Visual impairment in children negatively affects a variety of functions, including communication, interaction, motor functions, spatial concepts, object permanence, orientation in space, incidental learning, and language, according to Lea Hyvarinen, M.D., Ph.D., Technical University of Dortmund, Finland. "With appropriate early intervention, the development of visually impaired infants/children can be kept close to normal development milestones," Dr. Hyvarinen reported in a congress poster.

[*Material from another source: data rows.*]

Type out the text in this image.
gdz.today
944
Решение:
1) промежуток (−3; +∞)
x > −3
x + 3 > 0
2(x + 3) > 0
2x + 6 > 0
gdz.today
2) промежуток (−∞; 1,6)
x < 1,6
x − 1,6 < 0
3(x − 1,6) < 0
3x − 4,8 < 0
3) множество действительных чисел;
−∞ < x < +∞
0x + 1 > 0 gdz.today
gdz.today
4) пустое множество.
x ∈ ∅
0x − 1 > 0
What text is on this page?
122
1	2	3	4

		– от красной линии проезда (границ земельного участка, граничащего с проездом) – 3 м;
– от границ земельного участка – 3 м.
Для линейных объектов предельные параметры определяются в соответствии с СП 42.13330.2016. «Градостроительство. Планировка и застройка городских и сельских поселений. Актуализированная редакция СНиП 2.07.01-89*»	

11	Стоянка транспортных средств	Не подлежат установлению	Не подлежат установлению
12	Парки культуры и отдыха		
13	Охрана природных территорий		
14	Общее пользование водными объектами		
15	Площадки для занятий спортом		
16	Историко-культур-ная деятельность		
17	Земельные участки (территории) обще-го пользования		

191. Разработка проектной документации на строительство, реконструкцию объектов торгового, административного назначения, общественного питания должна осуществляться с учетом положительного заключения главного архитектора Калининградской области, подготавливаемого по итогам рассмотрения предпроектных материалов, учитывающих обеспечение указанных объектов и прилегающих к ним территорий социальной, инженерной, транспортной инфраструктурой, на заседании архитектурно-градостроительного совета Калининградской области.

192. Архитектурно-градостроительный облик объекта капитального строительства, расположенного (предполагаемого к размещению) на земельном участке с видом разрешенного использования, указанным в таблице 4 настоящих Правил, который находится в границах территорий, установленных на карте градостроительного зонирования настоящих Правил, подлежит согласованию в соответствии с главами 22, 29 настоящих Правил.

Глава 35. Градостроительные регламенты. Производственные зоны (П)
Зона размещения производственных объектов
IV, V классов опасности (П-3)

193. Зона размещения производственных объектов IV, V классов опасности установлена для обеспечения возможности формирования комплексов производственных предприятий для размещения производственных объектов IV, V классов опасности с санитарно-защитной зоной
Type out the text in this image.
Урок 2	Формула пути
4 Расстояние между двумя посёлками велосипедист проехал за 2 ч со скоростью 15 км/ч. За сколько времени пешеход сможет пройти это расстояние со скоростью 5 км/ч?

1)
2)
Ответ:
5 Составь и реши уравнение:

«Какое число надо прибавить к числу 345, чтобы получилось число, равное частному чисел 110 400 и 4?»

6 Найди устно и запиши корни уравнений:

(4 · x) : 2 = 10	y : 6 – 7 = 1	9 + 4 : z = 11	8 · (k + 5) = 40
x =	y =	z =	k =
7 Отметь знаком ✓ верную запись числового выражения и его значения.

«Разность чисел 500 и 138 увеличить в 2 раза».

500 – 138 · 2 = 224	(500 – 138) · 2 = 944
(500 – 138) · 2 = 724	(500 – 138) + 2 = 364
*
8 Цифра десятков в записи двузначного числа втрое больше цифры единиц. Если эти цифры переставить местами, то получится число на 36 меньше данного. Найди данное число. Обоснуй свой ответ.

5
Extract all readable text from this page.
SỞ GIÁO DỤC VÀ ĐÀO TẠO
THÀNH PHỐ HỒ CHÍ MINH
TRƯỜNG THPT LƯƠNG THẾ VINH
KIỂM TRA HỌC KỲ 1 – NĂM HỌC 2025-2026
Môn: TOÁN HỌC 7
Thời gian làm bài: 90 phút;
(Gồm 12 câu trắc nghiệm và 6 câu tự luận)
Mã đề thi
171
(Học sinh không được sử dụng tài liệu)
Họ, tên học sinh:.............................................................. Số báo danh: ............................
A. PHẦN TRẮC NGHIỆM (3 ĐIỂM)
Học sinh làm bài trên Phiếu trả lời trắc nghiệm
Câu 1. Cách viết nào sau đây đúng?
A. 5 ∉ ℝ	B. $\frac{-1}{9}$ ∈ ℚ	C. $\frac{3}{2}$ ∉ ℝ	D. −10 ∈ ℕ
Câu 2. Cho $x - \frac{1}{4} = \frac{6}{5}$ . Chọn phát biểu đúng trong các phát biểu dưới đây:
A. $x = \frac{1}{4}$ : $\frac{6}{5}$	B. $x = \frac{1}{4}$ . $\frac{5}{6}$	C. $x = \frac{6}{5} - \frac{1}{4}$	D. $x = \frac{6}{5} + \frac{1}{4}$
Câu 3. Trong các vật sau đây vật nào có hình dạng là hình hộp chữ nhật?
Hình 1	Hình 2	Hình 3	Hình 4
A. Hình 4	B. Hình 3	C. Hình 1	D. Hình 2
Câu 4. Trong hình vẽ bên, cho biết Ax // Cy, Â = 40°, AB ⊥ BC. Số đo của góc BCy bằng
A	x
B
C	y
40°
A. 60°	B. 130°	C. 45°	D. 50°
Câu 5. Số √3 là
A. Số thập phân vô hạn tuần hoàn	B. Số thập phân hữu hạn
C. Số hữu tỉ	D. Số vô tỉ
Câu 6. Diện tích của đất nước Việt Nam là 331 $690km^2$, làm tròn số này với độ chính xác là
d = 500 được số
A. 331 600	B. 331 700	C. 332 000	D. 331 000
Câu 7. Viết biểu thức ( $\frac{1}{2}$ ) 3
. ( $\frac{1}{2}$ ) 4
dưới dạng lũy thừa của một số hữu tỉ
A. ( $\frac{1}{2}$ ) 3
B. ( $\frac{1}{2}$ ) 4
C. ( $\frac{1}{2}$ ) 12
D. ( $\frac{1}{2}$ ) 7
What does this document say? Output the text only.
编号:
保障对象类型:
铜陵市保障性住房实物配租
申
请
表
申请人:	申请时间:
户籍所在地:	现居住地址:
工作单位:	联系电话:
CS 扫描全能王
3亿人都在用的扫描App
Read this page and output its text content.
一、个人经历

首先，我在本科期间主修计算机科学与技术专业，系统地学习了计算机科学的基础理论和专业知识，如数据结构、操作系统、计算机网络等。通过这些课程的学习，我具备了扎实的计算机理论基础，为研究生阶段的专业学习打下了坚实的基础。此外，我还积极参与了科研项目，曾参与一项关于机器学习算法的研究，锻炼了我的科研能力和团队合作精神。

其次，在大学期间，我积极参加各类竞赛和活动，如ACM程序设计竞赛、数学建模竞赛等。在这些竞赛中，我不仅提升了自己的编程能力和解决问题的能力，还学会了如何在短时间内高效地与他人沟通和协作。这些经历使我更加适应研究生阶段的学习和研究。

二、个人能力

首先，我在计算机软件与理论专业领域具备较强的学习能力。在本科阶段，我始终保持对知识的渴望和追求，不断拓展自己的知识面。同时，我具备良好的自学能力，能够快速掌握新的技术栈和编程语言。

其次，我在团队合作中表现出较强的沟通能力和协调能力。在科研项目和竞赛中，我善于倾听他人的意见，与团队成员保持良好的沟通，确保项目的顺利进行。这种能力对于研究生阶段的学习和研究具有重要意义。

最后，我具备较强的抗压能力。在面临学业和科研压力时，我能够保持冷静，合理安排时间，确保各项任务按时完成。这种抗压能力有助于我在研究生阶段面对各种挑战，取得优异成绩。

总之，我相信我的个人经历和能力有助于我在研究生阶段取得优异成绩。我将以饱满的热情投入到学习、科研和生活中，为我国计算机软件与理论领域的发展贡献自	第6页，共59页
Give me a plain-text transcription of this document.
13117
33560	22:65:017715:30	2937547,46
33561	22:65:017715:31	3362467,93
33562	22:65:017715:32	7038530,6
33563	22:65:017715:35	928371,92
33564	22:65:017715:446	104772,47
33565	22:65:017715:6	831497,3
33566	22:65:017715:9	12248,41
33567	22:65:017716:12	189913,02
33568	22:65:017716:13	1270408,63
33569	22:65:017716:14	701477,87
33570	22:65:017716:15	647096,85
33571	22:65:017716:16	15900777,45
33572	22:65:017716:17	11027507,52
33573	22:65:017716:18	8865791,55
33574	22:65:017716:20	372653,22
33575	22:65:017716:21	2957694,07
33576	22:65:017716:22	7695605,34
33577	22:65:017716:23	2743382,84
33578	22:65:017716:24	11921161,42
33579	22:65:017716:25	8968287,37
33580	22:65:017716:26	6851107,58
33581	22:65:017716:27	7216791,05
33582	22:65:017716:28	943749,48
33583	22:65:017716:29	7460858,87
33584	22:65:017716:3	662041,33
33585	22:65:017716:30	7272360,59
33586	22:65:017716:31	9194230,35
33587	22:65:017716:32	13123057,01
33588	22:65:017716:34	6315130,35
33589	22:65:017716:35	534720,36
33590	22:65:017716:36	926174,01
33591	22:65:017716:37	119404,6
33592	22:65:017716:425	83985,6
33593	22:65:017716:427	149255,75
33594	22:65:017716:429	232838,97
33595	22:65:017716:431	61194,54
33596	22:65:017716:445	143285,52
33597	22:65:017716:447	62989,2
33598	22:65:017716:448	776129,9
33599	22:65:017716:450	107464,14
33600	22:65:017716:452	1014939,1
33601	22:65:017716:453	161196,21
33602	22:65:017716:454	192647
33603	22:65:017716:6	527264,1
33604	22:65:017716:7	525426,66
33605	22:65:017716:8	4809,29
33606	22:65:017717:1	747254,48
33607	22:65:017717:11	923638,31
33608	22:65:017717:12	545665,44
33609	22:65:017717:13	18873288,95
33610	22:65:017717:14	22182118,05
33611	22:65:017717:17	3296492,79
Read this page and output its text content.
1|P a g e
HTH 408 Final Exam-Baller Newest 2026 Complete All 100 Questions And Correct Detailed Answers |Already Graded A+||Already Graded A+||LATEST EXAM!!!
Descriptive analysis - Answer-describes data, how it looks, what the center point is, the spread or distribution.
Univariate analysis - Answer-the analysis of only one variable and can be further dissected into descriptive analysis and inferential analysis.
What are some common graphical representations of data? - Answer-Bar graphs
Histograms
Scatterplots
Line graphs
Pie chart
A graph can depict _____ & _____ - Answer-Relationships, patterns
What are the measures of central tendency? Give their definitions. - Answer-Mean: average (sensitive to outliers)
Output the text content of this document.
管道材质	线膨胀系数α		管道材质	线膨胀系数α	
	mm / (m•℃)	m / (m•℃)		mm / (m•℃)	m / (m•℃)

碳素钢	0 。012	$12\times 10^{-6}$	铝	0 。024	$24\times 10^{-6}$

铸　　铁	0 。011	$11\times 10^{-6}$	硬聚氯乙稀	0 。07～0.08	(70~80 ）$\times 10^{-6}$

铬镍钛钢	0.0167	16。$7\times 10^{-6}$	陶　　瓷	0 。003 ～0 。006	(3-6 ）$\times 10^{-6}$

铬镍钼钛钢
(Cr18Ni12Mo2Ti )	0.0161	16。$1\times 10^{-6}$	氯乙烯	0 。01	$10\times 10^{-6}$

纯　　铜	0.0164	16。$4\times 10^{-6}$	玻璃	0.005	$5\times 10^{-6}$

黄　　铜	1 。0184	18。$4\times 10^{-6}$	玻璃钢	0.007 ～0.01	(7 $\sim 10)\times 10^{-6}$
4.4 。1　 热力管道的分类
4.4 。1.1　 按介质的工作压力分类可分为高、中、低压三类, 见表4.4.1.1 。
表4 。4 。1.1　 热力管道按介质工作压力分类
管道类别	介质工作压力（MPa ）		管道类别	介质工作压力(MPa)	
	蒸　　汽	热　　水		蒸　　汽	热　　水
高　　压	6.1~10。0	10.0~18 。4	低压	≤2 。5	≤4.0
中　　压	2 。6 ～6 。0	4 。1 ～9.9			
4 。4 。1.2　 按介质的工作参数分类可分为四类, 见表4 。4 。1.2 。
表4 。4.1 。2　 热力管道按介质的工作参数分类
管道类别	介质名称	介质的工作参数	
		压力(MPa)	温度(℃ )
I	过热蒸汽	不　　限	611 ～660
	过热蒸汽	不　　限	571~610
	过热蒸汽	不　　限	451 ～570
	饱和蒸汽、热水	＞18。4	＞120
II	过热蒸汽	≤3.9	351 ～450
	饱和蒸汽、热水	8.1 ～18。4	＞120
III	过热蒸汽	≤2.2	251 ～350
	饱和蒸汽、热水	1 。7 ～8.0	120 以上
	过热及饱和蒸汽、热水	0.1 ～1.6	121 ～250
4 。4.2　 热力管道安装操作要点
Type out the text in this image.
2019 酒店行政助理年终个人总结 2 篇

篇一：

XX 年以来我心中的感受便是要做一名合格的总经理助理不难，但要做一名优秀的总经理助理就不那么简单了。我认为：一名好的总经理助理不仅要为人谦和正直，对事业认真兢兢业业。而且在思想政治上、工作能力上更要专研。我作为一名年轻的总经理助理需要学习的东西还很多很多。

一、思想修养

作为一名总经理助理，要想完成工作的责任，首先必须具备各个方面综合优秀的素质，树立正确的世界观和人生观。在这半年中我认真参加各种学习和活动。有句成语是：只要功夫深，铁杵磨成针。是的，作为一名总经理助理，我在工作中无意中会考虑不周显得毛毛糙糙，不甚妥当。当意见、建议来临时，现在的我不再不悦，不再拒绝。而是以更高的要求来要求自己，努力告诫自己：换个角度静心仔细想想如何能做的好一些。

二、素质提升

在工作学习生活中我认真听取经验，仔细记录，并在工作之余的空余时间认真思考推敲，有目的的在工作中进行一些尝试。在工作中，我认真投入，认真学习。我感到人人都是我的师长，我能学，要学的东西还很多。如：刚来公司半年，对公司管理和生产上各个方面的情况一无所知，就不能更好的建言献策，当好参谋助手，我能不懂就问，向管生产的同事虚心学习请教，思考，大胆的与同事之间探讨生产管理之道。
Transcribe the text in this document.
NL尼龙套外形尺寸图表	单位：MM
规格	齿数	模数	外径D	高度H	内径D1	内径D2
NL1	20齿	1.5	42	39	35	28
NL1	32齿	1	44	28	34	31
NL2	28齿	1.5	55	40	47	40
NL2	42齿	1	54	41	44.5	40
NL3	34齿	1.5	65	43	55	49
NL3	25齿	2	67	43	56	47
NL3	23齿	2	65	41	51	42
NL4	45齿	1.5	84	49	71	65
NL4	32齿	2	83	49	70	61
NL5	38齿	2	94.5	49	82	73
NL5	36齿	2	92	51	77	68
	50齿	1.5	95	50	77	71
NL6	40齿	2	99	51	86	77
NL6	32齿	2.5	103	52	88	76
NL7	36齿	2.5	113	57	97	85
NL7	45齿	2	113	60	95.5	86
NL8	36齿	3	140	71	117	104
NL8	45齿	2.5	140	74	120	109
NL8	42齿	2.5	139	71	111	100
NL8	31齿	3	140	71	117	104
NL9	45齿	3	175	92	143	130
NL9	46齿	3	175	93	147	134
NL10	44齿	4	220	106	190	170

In order for this to happen, Dr. Hyvarinen recommended a series of steps, including:

  • Detection of structural abnormalities of the eyes and cataract at birth (in particular by checking red reflex)
  • Detection of deviations in normal early communication and interaction
  • Correction of large refractive errors without delay
  • Detection of delays in motor development, head control, and reaching for and grasping objects
  • Detection of delay in visual recognition of family members while recognizing their voices
  • Special screening of children with cerebral palsy and intellectual disabilities

Once visual impairment is determined, selected hospital nurses can train mothers/fathers to support the child's development, Dr. Hyvarinen reported. "Nurses can also function as liaisons to local federations or associations of the blind, facilitating a connection to continuing services and contact with families of visually impaired infants and children." Although the early months of visually impaired children are important in terms of supportive instruction, the need for assistance continues. "The need for support continues through other potential crisis times such as the start of kindergarten and school," Dr. Hyvarinen reported.